When a human says “build me a tentacle that monitors our API endpoints and alerts Slack when they’re down,” the agent follows this workflow:

The agent asks clarifying questions:

  • What endpoints to monitor?
  • What Slack channel?
  • How often to check?
  • What credentials are needed?

The agent checks the target cluster’s capabilities:

→ tntc cluster profile --env dev

This tells the agent what’s available: gVisor, NetworkPolicy support, exoskeleton services, etc.

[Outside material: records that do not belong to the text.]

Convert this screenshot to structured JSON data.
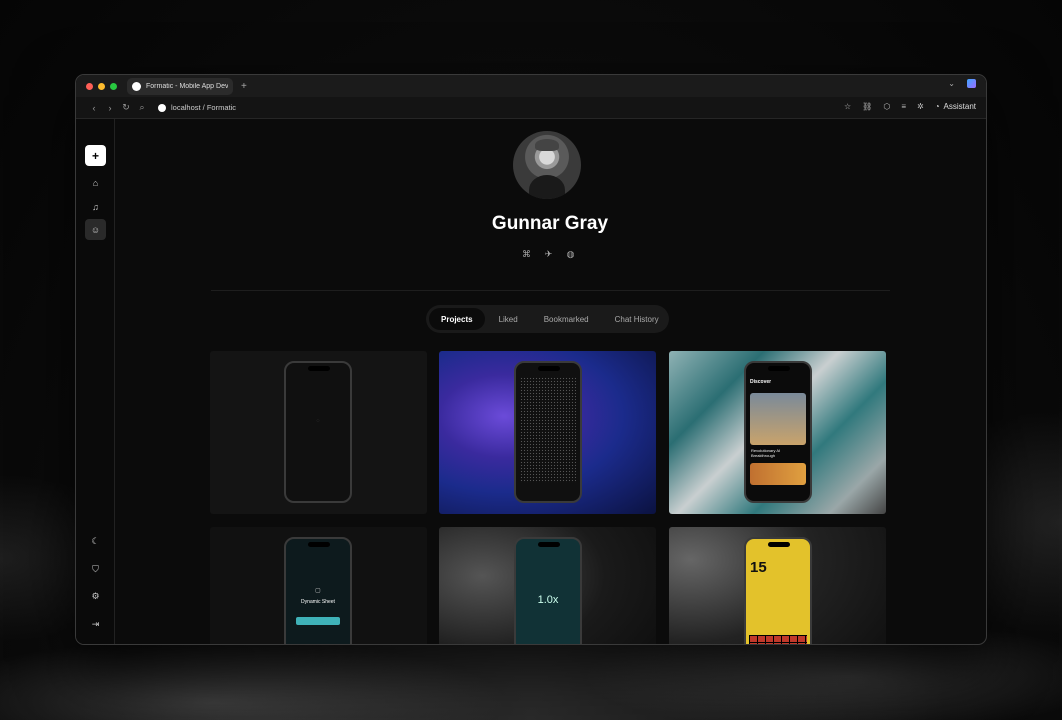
{
  "browser": {
    "tab_title": "Formatic - Mobile App Deve",
    "new_tab": "+",
    "url": "localhost / Formatic",
    "assistant_label": "Assistant"
  },
  "sidebar": {
    "new_label": "+"
  },
  "profile": {
    "name": "Gunnar Gray"
  },
  "tabs": [
    {
      "label": "Projects",
      "active": true
    },
    {
      "label": "Liked",
      "active": false
    },
    {
      "label": "Bookmarked",
      "active": false
    },
    {
      "label": "Chat History",
      "active": false
    }
  ],
  "cards": {
    "c3": {
      "title": "Discover",
      "headline": "Revolutionary AI Breakthrough"
    },
    "c4": {
      "title": "Dynamic Sheet"
    },
    "c5": {
      "value": "1.0x"
    },
    "c6": {
      "value": "15"
    }
  },
  "colors": {
    "accent_teal": "#3fb2b8",
    "calendar_yellow": "#e3c22b"
  }
}
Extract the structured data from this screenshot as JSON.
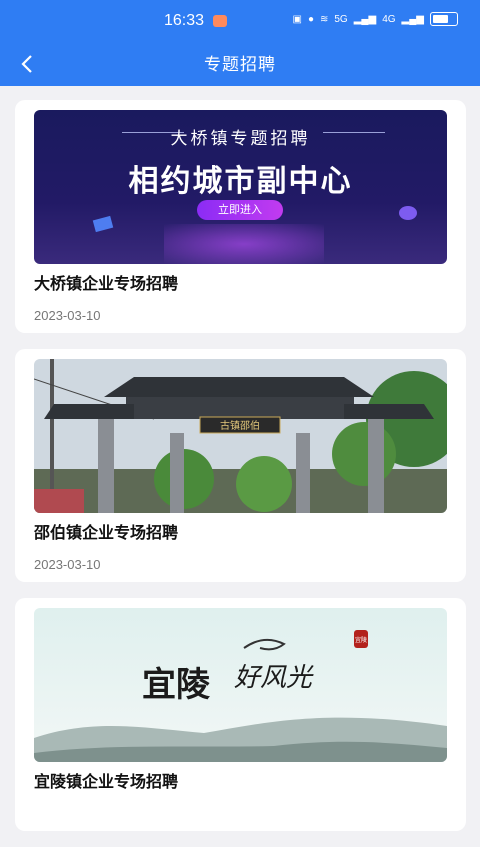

The agent creates the workflow contract first — declaring all external dependencies:

contract:
version: "1"
dependencies:
slack-webhook:
protocol: https
host: hooks.slack.com
port: 443
auth:
type: webhook-url
secret: slack.webhook_url
probe-targets:
type: dynamic-target
protocol: https
cidr: "0.0.0.0/0"
dynPorts:
- "443/TCP"
- "80/TCP"

The agent designs the node graph and writes TypeScript nodes:

  • Each node is a single async function with typed input/output
  • Nodes use ctx.dependency() for contract-declared services
  • Data flows between nodes as JavaScript objects
→ tntc test # node-level fixture tests
→ tntc test --pipeline # full DAG end-to-end
→ tntc build --push
→ tntc deploy --env dev
→ tntc status <name> --detail
→ tntc run <name>

The skill teaches agents to use the right interface for each task:

TaskInterfaceWhy
Scaffold, validate, test, buildtntc CLILocal operations, no cluster needed
Deploy, status, logs, runtntc CLI (via MCP)CLI wraps MCP calls
Query cluster, manage namespacesMCP tools directlyAgent sessions with tool access
Health checks, auditsEitherBoth work

The skill establishes standard conventions for workspace layout. Tentacles are organized by enclave:

~/tentacles/ # All tentacles, organized by enclave
├── mktg-team/ # enclave directory
│ ├── price-monitor/ # a tentacle
│ │ ├── workflow.yaml
│ │ ├── nodes/
│ │ ├── tests/fixtures/
│ │ ├── .secrets.yaml # local secrets (gitignored)
│ │ └── .secrets.yaml.example # secrets template (committed)
│ └── alert-dispatcher/ # another tentacle
├── infra-alerts/ # another enclave
│ └── node-health/
└── .gitignore

When using --enclave, the scaffold command creates tentacles in the right place:

Terminal window
tntc scaffold init uptime-tracker my-monitor --enclave mktg-team
# Creates ~/tentacles/mktg-team/my-monitor/

The skill emphasizes that the contract drives everything. Agents are taught to:

  1. Design the contract before writing node code
  2. Declare every external dependency explicitly
  3. Understand that the contract becomes the security policy
  4. Use tentacular-* prefixed dependencies for exoskeleton services
  5. Use dynamic-target type when hosts are resolved at runtime

The skill teaches agents about contract drift — when node code accesses services not declared in the contract:

Violation TypeMeaning
direct-fetchNode uses legacy ctx.fetch() instead of ctx.dependency()
direct-secretsNode accesses ctx.secrets directly
undeclared-dependencyNode calls ctx.dependency() for a name not in the contract
dead-declarationContract declares a dependency no node uses

Drift is detected during tntc test via the mock context which records all access patterns.

The skill serves dual purposes:

  1. Agent instruction set — loaded into agent context for workflow creation
  2. Living reference — the most complete, up-to-date documentation of Tentacular’s capabilities

The skill repository (tentacular-skill/SKILL.md) remains the canonical source. It is linked from, not duplicated in, this documentation site.